Botol air mineral dijadikan barang bukti satu keluarga tewas di Tanjung Priok, Jakut.

Ady Anugrahadi
Oleh Ady Anugrahadi - Reporter
Satu Keluarga Tewas di Tanjung Priok Jakut, Botol Air Mineral Jadi Barang Bukti
Satu Keluarga Tewas di Tanjung Priok Jakut, Botol Air Mineral Jadi Barang Bukti (Merdeka.com)

Kepolisian masih mendalami penyebab meninggalnya satu keluarga yang ditemukan di sebuah rumah kontrakan di Jalan Warakas VIII, Gang 10 No 108, Tanjung Priok, Jakarta Utara.

Tiga korban yang meninggal dunia masing-masing Siti Solihah (50), Afiah Al Adilah Jamaludin (27), dan Adnan Al Abrar Jamaludin (13).

Kanit Resmob Polres Metro Jakarta Utara Iptu Seno Adji Pradana mengatakan, pihaknya menerima laporan warga terkait temuan tiga jenazah di dalam kontrakan tersebut.

Mendapatkan informasi itu, aparat kepolisian langsung menuju lokasi untuk melakukan olah tempat kejadian perkara (TKP) bersama tim Inafis dan Dokkes Polres Metro Jakarta Utara.

“Betul bahwa ketiga korban tersebut merupakan satu keluarga yang tinggal di sebuah kontrakan di sini,” ujar Seno kepada wartawan, Jumat (2/1).

Berdasarkan pemeriksaan awal, ketiga korban ditemukan tidak berada dalam satu ruangan. Satu jenazah ditemukan di ruang tamu, sementara dua lainnya berada di kamar yang berbeda.

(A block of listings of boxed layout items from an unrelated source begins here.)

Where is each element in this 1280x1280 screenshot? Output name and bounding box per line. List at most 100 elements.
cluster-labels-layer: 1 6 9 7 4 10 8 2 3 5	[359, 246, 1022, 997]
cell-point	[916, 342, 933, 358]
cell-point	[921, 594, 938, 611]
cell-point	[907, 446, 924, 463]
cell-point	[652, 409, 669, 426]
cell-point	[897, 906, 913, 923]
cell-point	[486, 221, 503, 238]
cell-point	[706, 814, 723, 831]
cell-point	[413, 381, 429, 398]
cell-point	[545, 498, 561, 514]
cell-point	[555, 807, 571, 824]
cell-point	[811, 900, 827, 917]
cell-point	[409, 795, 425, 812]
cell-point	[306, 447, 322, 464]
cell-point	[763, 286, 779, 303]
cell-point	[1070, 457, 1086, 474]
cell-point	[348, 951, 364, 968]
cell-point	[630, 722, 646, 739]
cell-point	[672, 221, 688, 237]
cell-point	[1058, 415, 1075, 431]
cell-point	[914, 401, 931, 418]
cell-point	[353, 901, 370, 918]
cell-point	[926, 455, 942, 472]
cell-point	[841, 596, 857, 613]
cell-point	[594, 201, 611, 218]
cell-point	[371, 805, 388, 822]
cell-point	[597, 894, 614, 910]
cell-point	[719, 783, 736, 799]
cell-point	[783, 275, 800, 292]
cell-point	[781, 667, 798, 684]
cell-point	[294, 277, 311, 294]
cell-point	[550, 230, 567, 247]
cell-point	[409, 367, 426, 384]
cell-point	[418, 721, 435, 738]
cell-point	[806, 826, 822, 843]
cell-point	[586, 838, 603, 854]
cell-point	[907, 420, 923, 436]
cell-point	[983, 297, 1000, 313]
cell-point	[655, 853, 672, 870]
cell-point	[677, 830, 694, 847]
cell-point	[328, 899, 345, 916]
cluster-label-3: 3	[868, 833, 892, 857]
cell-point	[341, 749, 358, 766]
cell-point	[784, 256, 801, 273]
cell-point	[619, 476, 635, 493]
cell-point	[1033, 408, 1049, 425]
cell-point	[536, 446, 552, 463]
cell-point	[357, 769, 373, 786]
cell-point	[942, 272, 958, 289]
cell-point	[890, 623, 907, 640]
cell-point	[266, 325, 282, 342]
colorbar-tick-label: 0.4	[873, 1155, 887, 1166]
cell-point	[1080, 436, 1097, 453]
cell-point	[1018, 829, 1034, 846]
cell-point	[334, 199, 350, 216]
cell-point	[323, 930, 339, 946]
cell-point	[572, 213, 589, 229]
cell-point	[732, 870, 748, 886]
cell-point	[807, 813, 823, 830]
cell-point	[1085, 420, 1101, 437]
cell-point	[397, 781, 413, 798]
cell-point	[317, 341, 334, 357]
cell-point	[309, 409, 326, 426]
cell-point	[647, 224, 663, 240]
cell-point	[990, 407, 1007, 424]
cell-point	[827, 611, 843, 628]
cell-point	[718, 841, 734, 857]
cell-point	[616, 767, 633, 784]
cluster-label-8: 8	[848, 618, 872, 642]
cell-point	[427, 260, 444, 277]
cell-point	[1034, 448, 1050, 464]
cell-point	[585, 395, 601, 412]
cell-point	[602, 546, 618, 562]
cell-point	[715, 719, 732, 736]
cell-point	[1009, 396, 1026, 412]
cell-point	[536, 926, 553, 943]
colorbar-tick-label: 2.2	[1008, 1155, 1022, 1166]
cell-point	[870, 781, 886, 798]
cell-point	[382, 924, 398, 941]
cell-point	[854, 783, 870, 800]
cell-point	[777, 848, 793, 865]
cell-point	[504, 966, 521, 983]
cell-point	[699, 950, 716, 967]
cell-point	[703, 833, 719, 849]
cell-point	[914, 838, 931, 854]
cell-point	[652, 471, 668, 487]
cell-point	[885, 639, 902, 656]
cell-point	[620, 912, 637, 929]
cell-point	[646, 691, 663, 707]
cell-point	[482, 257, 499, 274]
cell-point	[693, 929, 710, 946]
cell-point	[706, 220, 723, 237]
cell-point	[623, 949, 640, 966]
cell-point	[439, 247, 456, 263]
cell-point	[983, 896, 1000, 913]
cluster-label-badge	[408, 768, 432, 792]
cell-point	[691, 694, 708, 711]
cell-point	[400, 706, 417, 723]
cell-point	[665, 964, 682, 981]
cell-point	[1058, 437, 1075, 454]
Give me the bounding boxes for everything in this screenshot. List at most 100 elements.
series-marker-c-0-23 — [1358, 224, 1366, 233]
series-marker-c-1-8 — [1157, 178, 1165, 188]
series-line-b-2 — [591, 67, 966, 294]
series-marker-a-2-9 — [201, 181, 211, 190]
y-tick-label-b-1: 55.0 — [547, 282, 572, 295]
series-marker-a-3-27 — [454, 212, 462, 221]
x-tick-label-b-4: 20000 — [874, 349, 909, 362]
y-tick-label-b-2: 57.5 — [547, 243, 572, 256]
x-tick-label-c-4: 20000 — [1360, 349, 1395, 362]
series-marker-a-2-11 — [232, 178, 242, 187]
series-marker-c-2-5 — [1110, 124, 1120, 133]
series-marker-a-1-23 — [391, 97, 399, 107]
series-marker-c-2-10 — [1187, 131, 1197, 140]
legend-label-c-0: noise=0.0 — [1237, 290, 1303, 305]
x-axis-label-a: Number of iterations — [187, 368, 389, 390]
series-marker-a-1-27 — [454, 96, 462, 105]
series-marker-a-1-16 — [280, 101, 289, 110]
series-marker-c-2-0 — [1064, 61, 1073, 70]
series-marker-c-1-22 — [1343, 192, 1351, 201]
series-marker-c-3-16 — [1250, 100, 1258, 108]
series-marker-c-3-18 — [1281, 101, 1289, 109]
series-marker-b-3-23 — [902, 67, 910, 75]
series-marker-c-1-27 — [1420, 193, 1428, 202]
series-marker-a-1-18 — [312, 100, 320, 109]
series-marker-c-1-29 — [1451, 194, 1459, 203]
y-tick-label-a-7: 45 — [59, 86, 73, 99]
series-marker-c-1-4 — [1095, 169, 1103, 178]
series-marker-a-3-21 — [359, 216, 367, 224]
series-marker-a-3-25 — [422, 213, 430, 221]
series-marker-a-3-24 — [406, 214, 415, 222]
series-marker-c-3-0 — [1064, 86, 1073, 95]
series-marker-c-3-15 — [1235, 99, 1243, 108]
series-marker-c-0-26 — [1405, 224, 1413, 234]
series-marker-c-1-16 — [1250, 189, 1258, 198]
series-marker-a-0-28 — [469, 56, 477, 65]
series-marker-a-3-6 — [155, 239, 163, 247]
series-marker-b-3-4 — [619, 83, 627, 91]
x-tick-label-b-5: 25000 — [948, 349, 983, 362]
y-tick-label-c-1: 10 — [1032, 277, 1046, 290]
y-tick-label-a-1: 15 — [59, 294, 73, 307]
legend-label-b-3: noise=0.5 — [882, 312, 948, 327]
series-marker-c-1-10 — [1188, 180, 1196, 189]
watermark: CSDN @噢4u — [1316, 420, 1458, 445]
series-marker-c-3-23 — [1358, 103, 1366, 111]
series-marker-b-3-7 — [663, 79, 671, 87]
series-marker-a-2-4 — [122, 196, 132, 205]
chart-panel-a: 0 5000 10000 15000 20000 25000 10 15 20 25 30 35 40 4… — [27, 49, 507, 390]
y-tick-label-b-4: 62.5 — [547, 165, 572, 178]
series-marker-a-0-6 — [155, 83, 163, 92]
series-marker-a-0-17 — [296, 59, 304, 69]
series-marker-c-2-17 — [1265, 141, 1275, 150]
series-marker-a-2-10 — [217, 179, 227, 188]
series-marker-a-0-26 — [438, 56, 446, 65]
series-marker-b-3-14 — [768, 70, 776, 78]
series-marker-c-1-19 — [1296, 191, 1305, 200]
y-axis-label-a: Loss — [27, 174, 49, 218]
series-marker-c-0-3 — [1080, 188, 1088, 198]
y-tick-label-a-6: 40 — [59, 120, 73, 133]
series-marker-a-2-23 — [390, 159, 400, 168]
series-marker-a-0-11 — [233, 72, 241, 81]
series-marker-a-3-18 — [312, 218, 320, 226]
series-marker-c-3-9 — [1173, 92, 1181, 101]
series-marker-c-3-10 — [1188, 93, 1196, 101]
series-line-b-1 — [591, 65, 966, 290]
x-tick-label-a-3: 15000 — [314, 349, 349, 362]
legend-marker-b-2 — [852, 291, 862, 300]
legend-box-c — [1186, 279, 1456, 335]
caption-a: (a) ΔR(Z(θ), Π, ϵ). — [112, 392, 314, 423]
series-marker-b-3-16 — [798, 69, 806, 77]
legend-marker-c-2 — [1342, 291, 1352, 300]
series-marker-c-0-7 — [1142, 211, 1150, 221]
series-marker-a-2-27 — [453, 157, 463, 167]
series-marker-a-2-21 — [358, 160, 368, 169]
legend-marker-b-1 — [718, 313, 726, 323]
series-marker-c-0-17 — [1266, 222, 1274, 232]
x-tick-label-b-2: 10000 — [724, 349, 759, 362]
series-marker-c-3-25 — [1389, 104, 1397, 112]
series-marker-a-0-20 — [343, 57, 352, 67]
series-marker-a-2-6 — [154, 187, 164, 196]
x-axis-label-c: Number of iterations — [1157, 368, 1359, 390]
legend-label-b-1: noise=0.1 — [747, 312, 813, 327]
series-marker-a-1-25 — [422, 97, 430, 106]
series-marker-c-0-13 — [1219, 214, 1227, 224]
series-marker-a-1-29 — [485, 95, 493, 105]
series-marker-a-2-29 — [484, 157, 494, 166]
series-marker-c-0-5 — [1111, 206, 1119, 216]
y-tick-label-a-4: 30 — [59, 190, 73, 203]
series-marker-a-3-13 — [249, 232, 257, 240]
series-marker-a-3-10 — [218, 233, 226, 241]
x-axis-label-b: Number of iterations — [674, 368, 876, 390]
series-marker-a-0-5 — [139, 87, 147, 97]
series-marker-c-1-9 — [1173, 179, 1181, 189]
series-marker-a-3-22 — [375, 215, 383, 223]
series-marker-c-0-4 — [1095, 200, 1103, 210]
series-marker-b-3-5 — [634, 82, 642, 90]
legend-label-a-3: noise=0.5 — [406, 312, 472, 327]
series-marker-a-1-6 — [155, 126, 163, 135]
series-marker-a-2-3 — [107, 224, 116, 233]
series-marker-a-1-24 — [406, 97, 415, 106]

Dalam proses olah TKP, polisi mengamankan sejumlah barang yang diduga berkaitan dengan peristiwa tersebut.

Barang bukti yang diamankan meliputi botol air mineral, ponsel milik korban, serta sisa bungkus makanan yang ditemukan di tempat sampah.

“Barang bukti yang kita amankan barang-barang yang ada di sekitar TKP berupa botol minuman kemudian juga ada beberapa bekas makanan dan juga ada ponsel korban dan barang-barang lainnya yang berkaitan dengan kejadian tersebut,” ujar Seno.

“Botol air mineral, air mineral yang dikemas dalam kemasan botol,” sambungnya.

Dari pengamatan awal secara kasat mata, polisi mendapati adanya busa yang keluar dari mulut ketiga jenazah. Namun, penyebab kematian belum dapat dipastikan.

“Untuk saat ini masih kita dalami terkait dengan penyebab kematian dari para jenazah tersebut dan saat ini jenazah sudah kami bawa ke RS Polri. Dari pemeriksaan awal dari kasat mata, keluar busa dari mayat tersebut,” kata Seno.

Sementara itu, satu anggota keluarga lainnya ditemukan dalam kondisi hidup dan kini menjalani perawatan intensif di Rumah Sakit Koja.

“Betul ada satu korban juga yang kondisinya masih dirawat di Rumah Sakit Koja, saat ini sedang dalam proses penanganan oleh dokter,” tandasnya.